Brookline has had 25 emergency calls for bats this month.
Lauren Pina was one of those calls. She found a bat in her room Thursday night.
“I am definitely worried about possibly having rabies. I am not sure if it touched me while I was sleeping,” she told WBZ-TV.
Lauren says she woke up in the middle of the night because she was hot. When she went to check on her three guinea pigs she found quite a surprise in their cage.
“I looked closely and there was a bat curled up at the bottom of the cage. So I trapped it as well as I could and moved the animals out,” she said.
Brockton is another community seeing an influx of bats. Last week, a police officer was bitten by one.
Brockton Animal Control reports handling 19 calls for bats in homes since August 1.
Roger Thomas of Baystate Wildlife says he’s been busy all over the state.
“(Thursday) night, I started at 7:30 p.m.; and it’s 3 p.m. now.
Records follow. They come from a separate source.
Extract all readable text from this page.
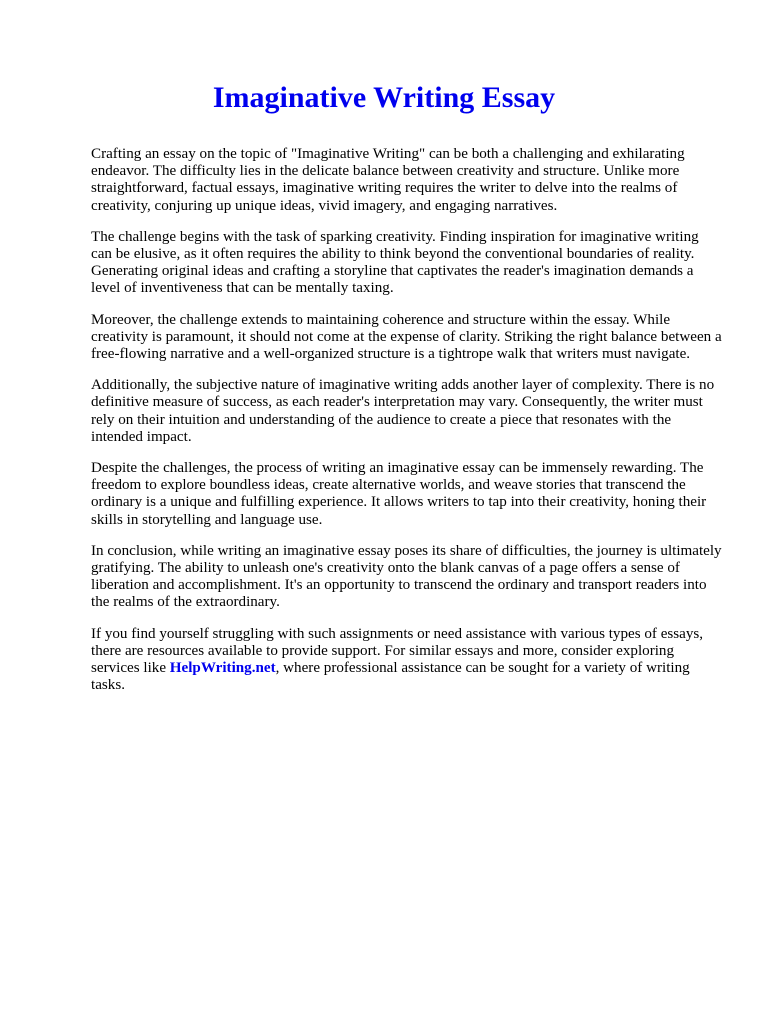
Imaginative Writing Essay

Crafting an essay on the topic of "Imaginative Writing" can be both a challenging and exhilarating endeavor. The difficulty lies in the delicate balance between creativity and structure. Unlike more straightforward, factual essays, imaginative writing requires the writer to delve into the realms of creativity, conjuring up unique ideas, vivid imagery, and engaging narratives.

The challenge begins with the task of sparking creativity. Finding inspiration for imaginative writing can be elusive, as it often requires the ability to think beyond the conventional boundaries of reality. Generating original ideas and crafting a storyline that captivates the reader's imagination demands a level of inventiveness that can be mentally taxing.

Moreover, the challenge extends to maintaining coherence and structure within the essay. While creativity is paramount, it should not come at the expense of clarity. Striking the right balance between a free-flowing narrative and a well-organized structure is a tightrope walk that writers must navigate.

Additionally, the subjective nature of imaginative writing adds another layer of complexity. There is no definitive measure of success, as each reader's interpretation may vary. Consequently, the writer must rely on their intuition and understanding of the audience to create a piece that resonates with the intended impact.

Despite the challenges, the process of writing an imaginative essay can be immensely rewarding. The freedom to explore boundless ideas, create alternative worlds, and weave stories that transcend the ordinary is a unique and fulfilling experience. It allows writers to tap into their creativity, honing their skills in storytelling and language use.

In conclusion, while writing an imaginative essay poses its share of difficulties, the journey is ultimately gratifying. The ability to unleash one's creativity onto the blank canvas of a page offers a sense of liberation and accomplishment. It's an opportunity to transcend the ordinary and transport readers into the realms of the extraordinary.

If you find yourself struggling with such assignments or need assistance with various types of essays, there are resources available to provide support. For similar essays and more, consider exploring services like HelpWriting.net, where professional assistance can be sought for a variety of writing tasks.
I have had 15 to 20 houses today in Gloucester, here in Brookline, and up to Newton,” Thomas said.
Experts say young bats are leaving the nest around this time of year.
The hot and humid weather is sending them inside searching for cooler areas.
Another factor is the fewer mosquitoes because of spraying for EEE.
Bats searching for food are making their way indoors as well.
WBZ NewsRadio 1030’s Kim Tunnicliffe reports on a man who bat-proofs homes in Mass.
Because of the risk of rabies, if you do find a bat in your home, health officials urge caution.
“The most important message is that if someone finds a bat in their home, not to let it out if there is a possibility if they have been exposed,” Dr. Alan Balsam, Brookline’s Director of Public Health and Human Services said.
Bats can be hard to spot, which why people need to make sure their chimneys are covered correctly and window screens and air conditioners are sealed tight.